OK, you can tell me that the landing aircraft should be planned to turn to the right (or was it left?) to avoid the imminent collision, but have you tried this with 400 tons of aircraft and 400 passengers at 200 miles an hour, in the fog and cloud, after a 12 hour flight in the dark, while raising the undercarriage, and moving the flaps, in a foreign language, doing something you have not done for real for four years… or maybe ever?
The concept has been drawn up by a desk pilot, with little flying experience. It reminds me of staying in a beachside hotel in Queensland.

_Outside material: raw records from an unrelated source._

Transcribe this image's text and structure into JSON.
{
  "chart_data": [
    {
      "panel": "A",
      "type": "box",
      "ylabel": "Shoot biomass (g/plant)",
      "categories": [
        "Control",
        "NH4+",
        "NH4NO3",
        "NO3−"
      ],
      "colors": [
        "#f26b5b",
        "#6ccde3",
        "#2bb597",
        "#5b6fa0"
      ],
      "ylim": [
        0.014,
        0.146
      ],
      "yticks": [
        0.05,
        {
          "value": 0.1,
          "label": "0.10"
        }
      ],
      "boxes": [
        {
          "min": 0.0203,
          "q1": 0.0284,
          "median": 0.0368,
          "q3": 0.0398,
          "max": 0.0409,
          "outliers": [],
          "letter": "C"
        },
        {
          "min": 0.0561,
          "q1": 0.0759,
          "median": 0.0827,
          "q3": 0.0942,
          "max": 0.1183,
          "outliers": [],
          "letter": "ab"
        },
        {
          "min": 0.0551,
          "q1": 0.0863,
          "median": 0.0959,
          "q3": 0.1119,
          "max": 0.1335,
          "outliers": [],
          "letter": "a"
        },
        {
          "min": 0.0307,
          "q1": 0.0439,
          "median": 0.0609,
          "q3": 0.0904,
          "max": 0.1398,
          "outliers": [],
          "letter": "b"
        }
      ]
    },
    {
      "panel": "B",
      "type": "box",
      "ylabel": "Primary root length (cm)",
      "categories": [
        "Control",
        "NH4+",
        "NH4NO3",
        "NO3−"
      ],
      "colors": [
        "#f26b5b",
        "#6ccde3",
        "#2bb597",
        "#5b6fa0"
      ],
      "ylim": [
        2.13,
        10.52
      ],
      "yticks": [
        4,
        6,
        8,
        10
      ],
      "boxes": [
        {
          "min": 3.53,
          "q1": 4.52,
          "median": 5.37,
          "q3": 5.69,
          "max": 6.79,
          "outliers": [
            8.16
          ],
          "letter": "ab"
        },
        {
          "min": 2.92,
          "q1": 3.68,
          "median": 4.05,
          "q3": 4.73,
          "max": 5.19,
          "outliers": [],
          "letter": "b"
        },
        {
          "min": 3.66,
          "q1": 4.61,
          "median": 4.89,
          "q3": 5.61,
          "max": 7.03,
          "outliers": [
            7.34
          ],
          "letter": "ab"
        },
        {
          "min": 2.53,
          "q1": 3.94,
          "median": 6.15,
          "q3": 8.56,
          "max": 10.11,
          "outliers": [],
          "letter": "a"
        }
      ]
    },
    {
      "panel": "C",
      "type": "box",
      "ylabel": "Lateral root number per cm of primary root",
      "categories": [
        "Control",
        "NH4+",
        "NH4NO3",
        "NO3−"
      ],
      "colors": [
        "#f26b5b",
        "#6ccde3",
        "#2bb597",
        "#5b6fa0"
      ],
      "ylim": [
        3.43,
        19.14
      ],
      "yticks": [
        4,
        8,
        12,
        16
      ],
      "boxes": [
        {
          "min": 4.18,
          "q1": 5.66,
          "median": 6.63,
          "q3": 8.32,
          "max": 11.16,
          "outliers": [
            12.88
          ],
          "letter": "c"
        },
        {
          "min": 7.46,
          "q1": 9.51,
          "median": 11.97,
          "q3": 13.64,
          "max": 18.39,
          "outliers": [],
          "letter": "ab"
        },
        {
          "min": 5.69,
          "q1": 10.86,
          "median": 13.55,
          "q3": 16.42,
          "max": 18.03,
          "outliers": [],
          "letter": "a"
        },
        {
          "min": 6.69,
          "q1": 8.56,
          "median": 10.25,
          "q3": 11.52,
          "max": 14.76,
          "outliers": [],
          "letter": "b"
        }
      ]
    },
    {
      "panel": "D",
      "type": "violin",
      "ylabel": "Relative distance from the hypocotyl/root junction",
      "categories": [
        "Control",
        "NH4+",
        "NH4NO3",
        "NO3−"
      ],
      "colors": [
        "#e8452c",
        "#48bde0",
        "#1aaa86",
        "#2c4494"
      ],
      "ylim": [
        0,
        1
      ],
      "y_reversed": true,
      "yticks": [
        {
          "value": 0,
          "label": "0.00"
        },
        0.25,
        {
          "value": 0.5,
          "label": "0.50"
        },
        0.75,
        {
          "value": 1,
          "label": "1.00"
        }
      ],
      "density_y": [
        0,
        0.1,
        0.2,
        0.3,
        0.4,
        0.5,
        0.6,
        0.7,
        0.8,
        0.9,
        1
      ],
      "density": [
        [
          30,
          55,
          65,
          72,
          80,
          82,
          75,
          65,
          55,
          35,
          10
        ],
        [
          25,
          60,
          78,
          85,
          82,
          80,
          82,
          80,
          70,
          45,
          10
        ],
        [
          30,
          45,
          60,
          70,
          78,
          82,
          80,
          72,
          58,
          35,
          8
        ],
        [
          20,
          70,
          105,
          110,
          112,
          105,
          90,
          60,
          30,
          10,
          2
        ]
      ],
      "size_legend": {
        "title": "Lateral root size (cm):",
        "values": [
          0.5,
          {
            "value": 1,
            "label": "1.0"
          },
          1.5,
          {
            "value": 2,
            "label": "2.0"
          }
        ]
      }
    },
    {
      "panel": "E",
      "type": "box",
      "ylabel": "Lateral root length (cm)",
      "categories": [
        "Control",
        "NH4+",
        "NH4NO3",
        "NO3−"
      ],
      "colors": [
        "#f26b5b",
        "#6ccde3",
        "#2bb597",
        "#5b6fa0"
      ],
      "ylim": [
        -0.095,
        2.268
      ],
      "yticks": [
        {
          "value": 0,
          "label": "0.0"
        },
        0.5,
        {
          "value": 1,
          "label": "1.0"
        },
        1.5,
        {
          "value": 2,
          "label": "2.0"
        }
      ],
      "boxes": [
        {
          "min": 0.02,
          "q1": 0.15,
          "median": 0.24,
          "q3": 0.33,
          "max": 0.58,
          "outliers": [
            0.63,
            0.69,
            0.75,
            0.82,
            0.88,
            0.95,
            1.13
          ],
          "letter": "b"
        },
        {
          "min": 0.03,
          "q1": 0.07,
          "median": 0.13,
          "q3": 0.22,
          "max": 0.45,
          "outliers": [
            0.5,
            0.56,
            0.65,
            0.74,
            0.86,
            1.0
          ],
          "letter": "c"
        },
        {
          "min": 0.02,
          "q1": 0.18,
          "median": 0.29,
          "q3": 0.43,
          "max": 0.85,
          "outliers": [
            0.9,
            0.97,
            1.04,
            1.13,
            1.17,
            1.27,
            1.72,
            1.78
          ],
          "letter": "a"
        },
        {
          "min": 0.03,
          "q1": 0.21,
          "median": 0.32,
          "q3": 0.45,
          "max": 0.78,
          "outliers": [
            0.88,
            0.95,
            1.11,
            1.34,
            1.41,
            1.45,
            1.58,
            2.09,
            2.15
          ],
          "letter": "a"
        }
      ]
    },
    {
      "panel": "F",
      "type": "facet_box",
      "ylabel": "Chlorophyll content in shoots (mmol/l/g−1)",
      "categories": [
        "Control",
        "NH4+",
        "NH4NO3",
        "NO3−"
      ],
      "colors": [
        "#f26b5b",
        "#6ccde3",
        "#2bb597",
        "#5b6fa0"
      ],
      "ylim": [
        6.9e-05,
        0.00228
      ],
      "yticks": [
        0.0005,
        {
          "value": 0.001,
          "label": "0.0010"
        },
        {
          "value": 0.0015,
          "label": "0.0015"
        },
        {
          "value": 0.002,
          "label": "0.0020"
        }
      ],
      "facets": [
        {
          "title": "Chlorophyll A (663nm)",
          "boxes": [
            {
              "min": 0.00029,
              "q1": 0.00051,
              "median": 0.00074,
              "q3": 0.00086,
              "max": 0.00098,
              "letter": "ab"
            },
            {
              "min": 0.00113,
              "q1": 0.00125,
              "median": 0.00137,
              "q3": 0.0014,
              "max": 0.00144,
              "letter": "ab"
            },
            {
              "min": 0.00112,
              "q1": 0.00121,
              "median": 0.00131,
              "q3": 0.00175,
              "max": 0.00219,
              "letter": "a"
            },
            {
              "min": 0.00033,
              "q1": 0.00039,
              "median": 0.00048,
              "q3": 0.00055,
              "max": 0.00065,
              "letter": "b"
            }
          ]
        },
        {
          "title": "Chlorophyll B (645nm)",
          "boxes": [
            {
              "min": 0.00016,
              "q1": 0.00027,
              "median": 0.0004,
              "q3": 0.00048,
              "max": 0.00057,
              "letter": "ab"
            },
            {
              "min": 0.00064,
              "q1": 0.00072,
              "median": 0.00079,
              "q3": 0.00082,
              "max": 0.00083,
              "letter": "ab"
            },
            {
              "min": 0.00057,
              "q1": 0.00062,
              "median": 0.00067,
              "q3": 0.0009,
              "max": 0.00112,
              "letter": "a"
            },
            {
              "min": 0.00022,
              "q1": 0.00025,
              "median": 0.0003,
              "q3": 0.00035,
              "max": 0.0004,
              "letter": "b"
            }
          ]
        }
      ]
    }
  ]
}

When I asked the proprietor when someone was last attacked by a shark, she replied, ‘Gosh, nay, that was over 30 years ago. No one has been so stupid as to swim there’.
As they say, ‘there are bold pilots, and old pilots, but no old, bold pilots’.
Come down my road and I will show you the traffic lights that have been pushed over, the wall that has been demolished, the fence that has been bent, all by errant cars. That sort of thing should obviously never happen, but it does. Aviation is safe because stupid ideas like this never see the light of day.
Brian Swift retired after 34 years as a British Airways Captain from Trident, TriStars, and Boeing 737, 757, 767 and 747s.